2つ目は、応用や展開のしやすさ。ストレス障害とすればメカニズムをイメージしやすく、当事者や治療者が見立てやケアの方向性を検討するにあたっても、心理から身体までさまざまに応用が利くのです。
3つ目は、ストレスということばの親和性と連続性。つまりそれはすでに、専門家ではない当事者にとっても馴染みのあることばだということ。しかも日常のストレスはもちろん、災害、戦争など非日常性のストレスまでさまざまな場面で用いられています。そのため、トラウマを“日常から連続した身近な現象”として捉える助けになるわけです。
またトラウマが「心の傷」と解釈された場合、治療者もメカニズムがイメージできず、“専門家でなければ扱えない特殊な事象”として敬遠されがちだったようです。
しかし「ストレス障害」であれば、一般の治療者でも手当をイメージでき、治療の機会が広がるというのです。単なる表現の違いだとはいえ、そこには大きな意味があるのでしょう。(131ページより)
トラウマを克服する5つのステップ
トラウマを克服するためには専門家のサポートも必要ですが、主体はあくまで当事者。したがって、サポートを受ける際にも当事者がトラウマ克服のための見取り図を描けること、基礎やポイントを知っておくことが大切だということです。
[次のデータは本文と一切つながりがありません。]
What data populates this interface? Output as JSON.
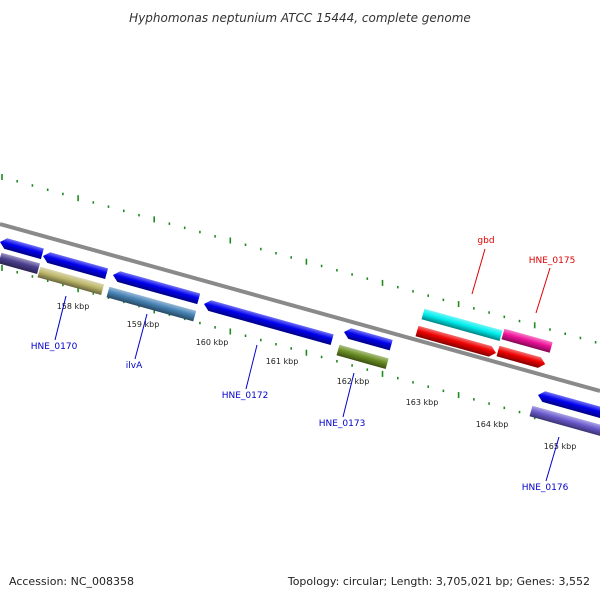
{
  "title": "Hyphomonas neptunium ATCC 15444, complete genome",
  "footer": {
    "accession": "Accession: NC_008358",
    "summary": "Topology: circular; Length: 3,705,021 bp; Genes: 3,552"
  },
  "colors": {
    "backbone": "#8a8a8a",
    "tick": "#1f8a1f",
    "label_red": "#e00000",
    "label_blue": "#0000cc"
  },
  "tick_labels": [
    "158 kbp",
    "159 kbp",
    "160 kbp",
    "161 kbp",
    "162 kbp",
    "163 kbp",
    "164 kbp",
    "165 kbp"
  ],
  "genes": [
    {
      "color": "#0000ee",
      "dir": "left"
    },
    {
      "color": "#0000ee",
      "dir": "left"
    },
    {
      "color": "#0000ee",
      "dir": "left"
    },
    {
      "color": "#0000ee",
      "dir": "left"
    },
    {
      "color": "#00eeee",
      "dir": "none"
    },
    {
      "color": "#ee1199",
      "dir": "none"
    },
    {
      "color": "#0000ee",
      "dir": "left"
    },
    {
      "color": "#4b3f8f",
      "dir": "none"
    },
    {
      "color": "#bdb76b",
      "dir": "none"
    },
    {
      "color": "#4682b4",
      "dir": "none"
    },
    {
      "color": "#0000ee",
      "dir": "left"
    },
    {
      "color": "#6b8e23",
      "dir": "none"
    },
    {
      "color": "#ee0000",
      "dir": "right"
    },
    {
      "color": "#ee0000",
      "dir": "right"
    },
    {
      "color": "#6a5acd",
      "dir": "none"
    }
  ],
  "gene_labels": [
    {
      "text": "gbd",
      "color": "#e00000"
    },
    {
      "text": "HNE_0175",
      "color": "#e00000"
    },
    {
      "text": "HNE_0170",
      "color": "#0000cc"
    },
    {
      "text": "ilvA",
      "color": "#0000cc"
    },
    {
      "text": "HNE_0172",
      "color": "#0000cc"
    },
    {
      "text": "HNE_0173",
      "color": "#0000cc"
    },
    {
      "text": "HNE_0176",
      "color": "#0000cc"
    }
  ]
}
なおトラウマのケアについて、本書ではわかりやすさを重視し、「環境を調整する」→「身体(自律神経など)を回復する」→「自己(主体、セルフ)を再建する」→「記憶・経験を処理する」→「他者(社会)とのつながりを回復する」という順序で解説されています。
あくまで便宜的なモデルであり、実際には順序が前後しながら螺旋のように進んでいくようですが、大枠を確認してみましょう。
1. 環境を調整する
ここでいう環境とは、外的な環境(職場、学校、家庭の人間関係など)、内的な環境(心身のコンディション)とに分けられるそう。内的な環境の不安定さには外的な環境の質も投影されているため、環境の基盤となる安心・安全感を少しずつでも改善することが必要だといいます。
2. 身体(自律神経など)を回復する
安心・安全の基盤は身体ですから、トラウマ克服のためには体の改善がとても重要。そのため、栄養や睡眠を確保し、有酸素運動を行うなど、身体を日ごろから整えることも忘れるべからず。
3. 自己(主体、セルフ)を再建する
トラウマのさまざまな症状とは、自己を喪失した結果、内的、外的な秩序を回復できないために生じているものでもあるようです。したがって症状の改善は、自己(主体、セルフ)の再建へのアプローチがなければ進まないのだそう。
トラウマの症状とは、機械の修理のようにただ直せばよいというわけではありません。(中略)トラウマ記憶が整理され収められるためにも“主体”が必要になります。当事者が主体となって過去の記憶を解釈し、収め直す必要があるのです。(204ページより)
たとえばトラウマを負っている人には、他者の頭のなかを忖度してしまう(相手がどう感じるかを重視しすぎてしまう)傾向があるといいます。そこで著者は自己を再建するための方法として、思考や発話の際、つねに「私は」という主語をつけて考えることをすすめています。
「私は〜を見ている」「私は〜と思った」というように意識する習慣がつけば、曖昧になっていた自分の思考、感情が徐々に明確になってくるというのです。
4. 記憶・経験を処理する
トラウマを追うとつねに、「誰かに怒られるのではないか」「批判されるのではないか」とせかされるような感覚を持ってしまいがち。その奥にあるものを分析すると、他者の時間軸に支配されていて、自分の時間軸がないことがわかるそうです。
そこで、時間の主権を取り戻すために行うべきことのひとつがマインドフルネス(瞑想)だといいます。
「今ここ」や自分の感覚に意識を向けることを習慣化することで、グラウンディングし、自分の時間軸を取り戻していくことができます。(223ページより)
5. 他者(社会)とのつながりを回復する
対人関係の回復のためには、他者に対しての“安全基地”となることが役立つそうです。安全基地とは、安心・安全を支える関係性のこと。たとえば父や母、夫や妻などがいる場合、そうした自分の家族に対して“安全基地”であることを心掛けるべきだというのです。
その際はやりすぎず、完璧を目指さないことが重要。トラウマの影響で不全感やイライラが湧いてしまうなどの場合は、適度な距離を保つことも忘れるべきではないようです。最低限の用事はこなしつつ、“ただいること”を心がけるということです。(186ページより)
当然ながら、ここでご紹介したことは発達性トラウマに関する知見のほんの一部にすぎません。そこで、なにか感じるものがあった方、日常的に生きづらさを感じている方には、本書をじっくり読み込んでみることをおすすめします。そうすればきっと、なんらかのヒントを見つけることができることでしょう。